The authors of the study say that improvements in management, multi-drug chemotherapy, immunotherapies, stem cell transplants, radiotherapy and treatments that have less toxic side-effects have all contributed to the improvement in survival from leukaemia. However, some leukaemias remain hard to treat successfully, particularly those that are more common in adults and the elderly.
Acute lymphoblastic leukaemia is most frequent in children, adolescents and young adults, and it has a five-year survival rate of over 90%. Stem cell transplants and new chemotherapy treatments have improved survival in acute myelogenous leukaemia, which is relatively common in adults and the elderly. However, chronic lymphocytic leukaemia (CLL), which is more common in the elderly, is difficult to cure, although long-term survival has been achieved in chronic myeloid leukaemia due to the introduction of tyrosine kinase inhibitors (drugs that block signals promoting cancer cell growth).
Carlo La Vecchia (MD), Professor at the Faculty of Medicine, University of Milan (Italy), one of the study authors, said: "Predictions of death rates from leukaemia are complicated by the fact that leukaemias are a varied collection of blood cancers, with some being more treatable than others. However, the important falls in overall death rates from this group of diseases are very encouraging and are a testament to the hard work of researchers and clinicians in developing and implementing better diagnosis and treatments. We do not understand much about the causes of leukaemias, and so more research is needed in this area."
The study by researchers in Italy, Switzerland and the USA looked at cancer rates in the EU 28 member states as a whole and also in the six largest countries - France, Germany, Italy, Poland, Spain and the UK - for all cancers, and, individually, for stomach, intestines, pancreas, lung, prostate, breast, uterus (including cervix) and leukaemias for men and women. This is the sixth consecutive year the researchers have published these predictions and there are encouraging downward trends in deaths from most cancers.
Since 2011 there has been a fall in total cancer death rates in the EU1 of 8% in men and 3% in women.

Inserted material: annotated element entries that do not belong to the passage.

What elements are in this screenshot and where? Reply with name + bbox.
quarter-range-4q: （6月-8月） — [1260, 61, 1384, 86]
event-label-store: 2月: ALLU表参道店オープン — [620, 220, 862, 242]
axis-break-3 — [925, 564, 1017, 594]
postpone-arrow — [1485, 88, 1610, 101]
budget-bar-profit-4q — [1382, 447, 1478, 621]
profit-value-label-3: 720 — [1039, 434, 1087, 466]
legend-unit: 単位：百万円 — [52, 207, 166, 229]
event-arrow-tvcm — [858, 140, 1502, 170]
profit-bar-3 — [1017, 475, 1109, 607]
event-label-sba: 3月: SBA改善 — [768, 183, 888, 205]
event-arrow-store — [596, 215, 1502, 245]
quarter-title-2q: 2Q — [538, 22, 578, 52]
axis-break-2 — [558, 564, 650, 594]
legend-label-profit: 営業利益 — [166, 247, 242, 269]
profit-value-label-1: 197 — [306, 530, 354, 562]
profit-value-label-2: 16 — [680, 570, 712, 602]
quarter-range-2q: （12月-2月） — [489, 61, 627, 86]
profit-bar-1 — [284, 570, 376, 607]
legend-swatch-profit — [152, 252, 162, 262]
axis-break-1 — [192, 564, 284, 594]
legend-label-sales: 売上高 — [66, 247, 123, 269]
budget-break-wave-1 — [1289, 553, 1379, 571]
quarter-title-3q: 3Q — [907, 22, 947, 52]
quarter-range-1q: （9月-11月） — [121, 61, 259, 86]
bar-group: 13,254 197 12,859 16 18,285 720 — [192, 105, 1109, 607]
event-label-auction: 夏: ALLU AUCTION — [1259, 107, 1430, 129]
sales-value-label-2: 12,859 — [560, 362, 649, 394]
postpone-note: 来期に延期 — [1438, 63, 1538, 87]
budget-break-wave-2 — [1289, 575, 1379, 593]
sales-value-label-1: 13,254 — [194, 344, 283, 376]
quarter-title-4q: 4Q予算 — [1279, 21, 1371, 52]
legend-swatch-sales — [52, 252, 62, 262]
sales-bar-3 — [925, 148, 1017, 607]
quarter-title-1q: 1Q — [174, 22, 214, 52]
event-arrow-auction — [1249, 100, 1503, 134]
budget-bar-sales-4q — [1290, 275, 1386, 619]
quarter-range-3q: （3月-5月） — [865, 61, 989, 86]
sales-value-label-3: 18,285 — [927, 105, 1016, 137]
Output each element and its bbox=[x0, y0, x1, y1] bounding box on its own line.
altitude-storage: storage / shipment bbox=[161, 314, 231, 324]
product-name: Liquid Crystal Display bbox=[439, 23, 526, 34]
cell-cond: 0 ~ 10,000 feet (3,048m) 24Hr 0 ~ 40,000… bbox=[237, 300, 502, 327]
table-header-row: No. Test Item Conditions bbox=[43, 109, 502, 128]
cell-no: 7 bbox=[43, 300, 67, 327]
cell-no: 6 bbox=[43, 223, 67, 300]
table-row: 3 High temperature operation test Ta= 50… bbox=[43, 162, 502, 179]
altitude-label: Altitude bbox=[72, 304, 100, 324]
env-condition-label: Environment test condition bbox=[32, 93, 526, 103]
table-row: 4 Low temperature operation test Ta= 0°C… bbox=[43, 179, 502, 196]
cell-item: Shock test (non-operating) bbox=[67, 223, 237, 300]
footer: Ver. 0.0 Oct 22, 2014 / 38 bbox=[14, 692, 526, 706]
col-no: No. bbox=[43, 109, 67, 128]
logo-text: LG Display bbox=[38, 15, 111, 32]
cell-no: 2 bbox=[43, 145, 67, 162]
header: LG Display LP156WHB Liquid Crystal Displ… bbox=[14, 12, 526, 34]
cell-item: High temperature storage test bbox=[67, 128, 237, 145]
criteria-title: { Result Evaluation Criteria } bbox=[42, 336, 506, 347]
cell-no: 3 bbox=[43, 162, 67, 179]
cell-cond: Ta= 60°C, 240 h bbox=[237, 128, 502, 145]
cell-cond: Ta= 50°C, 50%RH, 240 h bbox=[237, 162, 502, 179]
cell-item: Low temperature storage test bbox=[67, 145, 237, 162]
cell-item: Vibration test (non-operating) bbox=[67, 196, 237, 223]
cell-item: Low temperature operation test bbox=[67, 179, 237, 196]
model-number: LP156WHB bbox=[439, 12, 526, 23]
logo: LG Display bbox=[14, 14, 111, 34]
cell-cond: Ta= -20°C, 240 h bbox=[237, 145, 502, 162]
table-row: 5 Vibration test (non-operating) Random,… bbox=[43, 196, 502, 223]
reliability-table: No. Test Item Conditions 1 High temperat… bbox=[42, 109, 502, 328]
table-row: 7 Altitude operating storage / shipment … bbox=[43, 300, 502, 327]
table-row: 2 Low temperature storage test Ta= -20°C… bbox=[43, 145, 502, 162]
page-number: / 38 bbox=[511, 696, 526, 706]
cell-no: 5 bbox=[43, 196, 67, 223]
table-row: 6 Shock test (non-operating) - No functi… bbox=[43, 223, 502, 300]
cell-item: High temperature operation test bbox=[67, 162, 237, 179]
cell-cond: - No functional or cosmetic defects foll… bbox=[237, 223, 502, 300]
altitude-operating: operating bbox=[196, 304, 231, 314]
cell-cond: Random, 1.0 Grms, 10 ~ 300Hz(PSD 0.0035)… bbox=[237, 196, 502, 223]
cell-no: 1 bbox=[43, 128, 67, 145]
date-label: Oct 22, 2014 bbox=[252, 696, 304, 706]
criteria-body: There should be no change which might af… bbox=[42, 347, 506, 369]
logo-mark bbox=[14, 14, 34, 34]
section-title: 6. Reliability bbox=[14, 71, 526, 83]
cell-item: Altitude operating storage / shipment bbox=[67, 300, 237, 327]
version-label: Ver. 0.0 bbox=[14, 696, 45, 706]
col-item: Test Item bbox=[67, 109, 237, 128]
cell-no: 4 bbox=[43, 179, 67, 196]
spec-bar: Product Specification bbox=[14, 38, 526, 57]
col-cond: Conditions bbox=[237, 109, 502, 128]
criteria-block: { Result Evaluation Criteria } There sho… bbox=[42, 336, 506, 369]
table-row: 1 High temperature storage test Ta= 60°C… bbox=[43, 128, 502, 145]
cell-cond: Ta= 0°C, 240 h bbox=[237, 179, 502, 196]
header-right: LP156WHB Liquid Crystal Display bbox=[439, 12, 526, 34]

In 2016 the predicted age standardised rate of deaths2 in men will be 133.5 per 100,000 of the population and 85.2 per 100,000 in women. As the number of elderly people in Europe is increasing, the actual number of deaths will rise from 734,259 in 2011 to 753,600 in men in 2016, and from 580,528 to 605,900 in women, making a total of nearly 1,359,500 deaths predicted for 2016. However, Professor La Vecchia said: "The absolute numbers of cancer deaths are likely to level off in the future."
He continued: "Although we are seeing declining death rates, the number of new cases of cancer are increasing, placing a growing burden on national health services, and so governments should be aware of this and plan for it."
In men, death rates from lung, colorectal and prostate cancer are predicted to fall by 11%, 5% and 8% respectively since 2011. In women, death rates from breast and colorectal cancer will fall by 8% and 7% respectively, but lung and pancreatic cancer rates will rise by 5% and 4%; in 2016 the death rates from lung cancer in Europe will be 14.4 per 100,000 women (compared to 13.51 in 2011) and 5.6 per 100,000 for pancreatic cancer (compared to 5.39 in 2011).
However, the picture varies from country to country. For instance, among the six largest countries, although the actual numbers of female deaths from lung cancer will still be the highest in the UK in 2016 than in the other large countries (at 16,400), the rate per 100,000 women has started to fall (from 20.15 per 100,000 in 2013 to 19.37 predicted in 2016), while death rates are still rising in the other countries.
Professor La Vecchia said: "There is a moderate fall in deaths rates in female lung cancer in the UK, although UK rates are still higher than in other EU countries, except Denmark, as British women started to smoke earlier. Rates of deaths for all ages are still comparatively high, but they are levelling off, while rates for the young generation of UK women are lower than in most other large EU countries."
Co-author, Fabio Levi (MD), Emeritus Professor at the Faculty of Biology and Medicine, University of Lausanne, (Switzerland), said: "We need effective tobacco control in European women in order for overall rates to level off at around 15 to 17 per 100,000, and so that subsequently we can start seeing a fall in female lung cancer rates in Europe."